My car boot shuts with a slam as sam starts to make his way over to the passenger side. His hockey gear stored safely in the boot along with my own. He quickly opens the door and slides in next to me, my signal to get the car moving. I don't look at him, keeping my eyes focused on the road.

Sam moved into my spare room last night, not by choice i'll add. Brian turned up at the door around seven, Dom and Sean dragging the poor man into his new home. I stood at the doorway ignoring them. No, I wasn't happy about it, yes, he was moving into the room I designated for my twin brother, no, the boys did not know that information, no, they did not know how guilty I was feeling not stopping them from taking my brothers safe space. 

By the time Sam was fully moved in and the boys had left, I was sat in my living room looking out to the balcony. Deacon doesn't have anywhere to live now when he comes home. My thoughts ran wild as I thought about my biological copy.

Sam entered later on, profusely apologising about the situation we found ourselves in. I didn't want to kick him out, I know he has nowhere to go. Despite, not being against him here, I couldn't help being torn between him or Deacon. On one hand Sam is here right now and Deacon is MIA. But on the other hand Deacon could show up any day.

"It's a nice place you've got here", and here goes the awkward conversation.

"You don't need to be awkward, this is your home now too", my head turns to look at him as he stands by the kitchen island, arms crossed, body tense. He was uncomfortable.

After a few minutes of being uncomfortable Sam slowly started to relax. It was good to see yet the pit in my stomach didn't disappear. I had nowhere to hide now, all my secrets are out in the open here, all he has to do is open the door to the office and my whole life and past would be on show.

I'm not good with secrets. Hate it when people keep them from me, hate it when I keep them from people. The relief I feel when I can be open with someone, its one of the best feelings I've ever had. The only person I could feel that relief with though is now missing, his room taken by someone else. Sometimes, I wish people just knew my secrets without me ever having to tell them. Telling them would be too painful, but that wish will never come true. No one knows, and no one will know. If they do...I'm dead.

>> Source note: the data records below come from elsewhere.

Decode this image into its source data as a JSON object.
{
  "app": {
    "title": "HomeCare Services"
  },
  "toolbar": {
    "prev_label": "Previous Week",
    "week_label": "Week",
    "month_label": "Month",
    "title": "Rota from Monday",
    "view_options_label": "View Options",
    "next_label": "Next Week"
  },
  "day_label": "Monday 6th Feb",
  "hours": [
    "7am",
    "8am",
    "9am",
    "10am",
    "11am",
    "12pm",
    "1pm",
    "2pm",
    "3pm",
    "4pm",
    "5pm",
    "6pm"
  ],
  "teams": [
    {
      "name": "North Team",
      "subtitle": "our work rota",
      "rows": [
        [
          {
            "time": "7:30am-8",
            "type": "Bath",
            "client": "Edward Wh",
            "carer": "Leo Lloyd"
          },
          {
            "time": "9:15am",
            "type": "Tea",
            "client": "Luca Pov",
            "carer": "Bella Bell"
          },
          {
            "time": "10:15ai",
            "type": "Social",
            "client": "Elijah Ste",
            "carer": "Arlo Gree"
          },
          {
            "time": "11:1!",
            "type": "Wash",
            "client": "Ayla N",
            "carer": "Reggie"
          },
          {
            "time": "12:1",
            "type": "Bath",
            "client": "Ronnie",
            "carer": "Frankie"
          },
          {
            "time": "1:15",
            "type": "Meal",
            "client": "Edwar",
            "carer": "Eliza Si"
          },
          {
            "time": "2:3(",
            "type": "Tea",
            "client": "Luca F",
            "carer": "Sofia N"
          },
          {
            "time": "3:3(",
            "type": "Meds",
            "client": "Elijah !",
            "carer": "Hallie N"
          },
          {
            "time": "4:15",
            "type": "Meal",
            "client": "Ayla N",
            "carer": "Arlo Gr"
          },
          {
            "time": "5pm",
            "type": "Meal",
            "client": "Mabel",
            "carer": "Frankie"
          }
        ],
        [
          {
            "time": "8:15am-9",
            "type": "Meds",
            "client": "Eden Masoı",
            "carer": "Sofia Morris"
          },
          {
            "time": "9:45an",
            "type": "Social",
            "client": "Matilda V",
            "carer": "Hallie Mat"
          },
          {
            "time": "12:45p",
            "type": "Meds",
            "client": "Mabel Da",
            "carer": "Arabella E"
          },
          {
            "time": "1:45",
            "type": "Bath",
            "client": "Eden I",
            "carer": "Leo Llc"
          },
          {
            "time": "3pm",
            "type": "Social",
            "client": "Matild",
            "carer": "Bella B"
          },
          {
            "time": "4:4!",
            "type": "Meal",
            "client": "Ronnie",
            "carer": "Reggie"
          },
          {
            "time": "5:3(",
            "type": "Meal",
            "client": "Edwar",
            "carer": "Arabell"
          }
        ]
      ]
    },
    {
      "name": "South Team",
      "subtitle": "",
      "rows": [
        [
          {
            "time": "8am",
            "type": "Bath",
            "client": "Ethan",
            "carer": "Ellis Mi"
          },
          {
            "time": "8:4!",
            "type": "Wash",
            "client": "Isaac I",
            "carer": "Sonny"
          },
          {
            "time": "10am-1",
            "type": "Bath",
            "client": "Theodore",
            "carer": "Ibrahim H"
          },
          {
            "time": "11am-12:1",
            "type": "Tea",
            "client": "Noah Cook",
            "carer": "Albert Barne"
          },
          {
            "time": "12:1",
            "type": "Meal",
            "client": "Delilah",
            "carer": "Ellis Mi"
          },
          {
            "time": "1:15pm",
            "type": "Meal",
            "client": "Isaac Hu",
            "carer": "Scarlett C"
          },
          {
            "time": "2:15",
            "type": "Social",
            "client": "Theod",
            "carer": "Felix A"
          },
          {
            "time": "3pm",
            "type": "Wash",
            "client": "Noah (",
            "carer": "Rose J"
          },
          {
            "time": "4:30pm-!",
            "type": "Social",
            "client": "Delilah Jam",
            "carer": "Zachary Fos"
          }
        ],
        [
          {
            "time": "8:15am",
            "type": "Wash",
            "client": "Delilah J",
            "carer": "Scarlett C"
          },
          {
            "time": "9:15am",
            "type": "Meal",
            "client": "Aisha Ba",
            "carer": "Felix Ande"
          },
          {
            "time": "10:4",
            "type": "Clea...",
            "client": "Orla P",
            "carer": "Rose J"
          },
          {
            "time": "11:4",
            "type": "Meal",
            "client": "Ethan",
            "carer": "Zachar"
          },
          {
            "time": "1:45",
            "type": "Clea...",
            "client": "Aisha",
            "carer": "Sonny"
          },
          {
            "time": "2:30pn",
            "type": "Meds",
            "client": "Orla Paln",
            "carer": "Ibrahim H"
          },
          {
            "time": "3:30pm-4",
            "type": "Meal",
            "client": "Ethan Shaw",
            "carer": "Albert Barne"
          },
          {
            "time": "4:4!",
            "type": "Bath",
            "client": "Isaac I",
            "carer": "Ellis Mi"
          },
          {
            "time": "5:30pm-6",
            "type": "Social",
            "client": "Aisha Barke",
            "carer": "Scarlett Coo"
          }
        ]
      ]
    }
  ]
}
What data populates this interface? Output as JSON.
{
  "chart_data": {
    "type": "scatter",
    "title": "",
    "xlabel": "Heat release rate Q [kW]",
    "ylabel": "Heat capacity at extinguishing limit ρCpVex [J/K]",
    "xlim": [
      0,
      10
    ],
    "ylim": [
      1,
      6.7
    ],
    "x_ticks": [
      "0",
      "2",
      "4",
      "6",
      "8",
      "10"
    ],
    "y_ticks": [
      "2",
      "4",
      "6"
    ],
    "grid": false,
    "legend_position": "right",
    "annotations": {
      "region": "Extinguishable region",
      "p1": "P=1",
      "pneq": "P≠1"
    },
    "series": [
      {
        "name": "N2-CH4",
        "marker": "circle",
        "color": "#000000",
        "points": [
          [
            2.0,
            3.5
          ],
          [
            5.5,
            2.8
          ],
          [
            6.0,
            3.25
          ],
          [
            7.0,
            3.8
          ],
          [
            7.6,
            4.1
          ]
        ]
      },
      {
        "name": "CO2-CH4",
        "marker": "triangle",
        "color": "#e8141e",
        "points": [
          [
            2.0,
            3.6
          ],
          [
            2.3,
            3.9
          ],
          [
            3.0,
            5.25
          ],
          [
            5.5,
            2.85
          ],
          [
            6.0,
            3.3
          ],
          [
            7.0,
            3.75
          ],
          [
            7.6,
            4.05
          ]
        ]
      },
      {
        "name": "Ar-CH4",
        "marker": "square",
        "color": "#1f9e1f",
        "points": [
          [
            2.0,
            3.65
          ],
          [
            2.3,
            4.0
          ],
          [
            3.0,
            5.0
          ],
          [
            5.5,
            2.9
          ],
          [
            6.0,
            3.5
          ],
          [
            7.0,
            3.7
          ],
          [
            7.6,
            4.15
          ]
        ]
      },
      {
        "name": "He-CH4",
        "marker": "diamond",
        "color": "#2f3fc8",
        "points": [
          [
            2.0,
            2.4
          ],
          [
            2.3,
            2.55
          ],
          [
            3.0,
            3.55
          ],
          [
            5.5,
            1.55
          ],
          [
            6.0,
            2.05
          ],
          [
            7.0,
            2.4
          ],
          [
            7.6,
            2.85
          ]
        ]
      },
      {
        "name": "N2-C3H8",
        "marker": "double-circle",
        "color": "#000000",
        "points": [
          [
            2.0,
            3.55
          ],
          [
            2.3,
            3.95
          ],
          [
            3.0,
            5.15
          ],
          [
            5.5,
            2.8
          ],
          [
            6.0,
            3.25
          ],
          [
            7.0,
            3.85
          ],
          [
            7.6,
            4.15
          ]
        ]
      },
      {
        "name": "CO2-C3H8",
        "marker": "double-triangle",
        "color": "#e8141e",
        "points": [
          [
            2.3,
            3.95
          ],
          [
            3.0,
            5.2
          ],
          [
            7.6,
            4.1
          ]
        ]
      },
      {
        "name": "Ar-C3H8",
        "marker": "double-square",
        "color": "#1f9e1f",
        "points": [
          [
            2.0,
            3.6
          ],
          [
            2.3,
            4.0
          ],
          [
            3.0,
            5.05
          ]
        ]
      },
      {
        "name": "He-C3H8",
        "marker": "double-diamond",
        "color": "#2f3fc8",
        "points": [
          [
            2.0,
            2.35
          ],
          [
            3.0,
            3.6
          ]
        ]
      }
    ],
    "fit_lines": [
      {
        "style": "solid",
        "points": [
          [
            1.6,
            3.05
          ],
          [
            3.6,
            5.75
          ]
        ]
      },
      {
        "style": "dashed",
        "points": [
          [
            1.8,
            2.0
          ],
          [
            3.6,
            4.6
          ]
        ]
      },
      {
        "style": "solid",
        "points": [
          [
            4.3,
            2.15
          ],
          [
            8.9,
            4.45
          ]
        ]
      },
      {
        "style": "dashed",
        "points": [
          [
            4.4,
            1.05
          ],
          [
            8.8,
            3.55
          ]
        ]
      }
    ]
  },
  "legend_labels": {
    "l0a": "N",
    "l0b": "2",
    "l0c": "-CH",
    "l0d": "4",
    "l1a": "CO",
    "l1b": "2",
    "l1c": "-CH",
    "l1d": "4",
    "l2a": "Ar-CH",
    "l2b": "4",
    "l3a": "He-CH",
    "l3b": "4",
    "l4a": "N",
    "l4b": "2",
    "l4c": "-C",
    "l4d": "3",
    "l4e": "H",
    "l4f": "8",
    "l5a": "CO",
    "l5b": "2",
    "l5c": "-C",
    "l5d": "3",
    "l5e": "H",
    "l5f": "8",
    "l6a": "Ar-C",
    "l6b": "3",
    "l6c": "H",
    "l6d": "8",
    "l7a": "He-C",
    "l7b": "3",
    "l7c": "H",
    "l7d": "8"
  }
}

As I drive through the streets of the city, my music plays softly through the speakers. Sam quietly humming along to the harmonies. My music choice isn't specific, it ranges from rock to classical. I don't like to be closed off to options. Sam's hums fill my ears, I don't think he even knows he's doing it. I like it though, he sounds good, the melody of his voice comforting me.

We're not far away from the rink when the music stops abruptly. 'Incoming call 07769846372'. I shake my head as he makes a motion towards the screen, saying I can answer it if I want he'll stay quiet.

"Nah its ok, I don't know who it is. If their important i'll have their number already"

As the call rings out unanswered I pull into the players parking, putting the car in its usual spot. We get out quickly and make our way to practise. It's only an easy training today with a team debrief about the game after.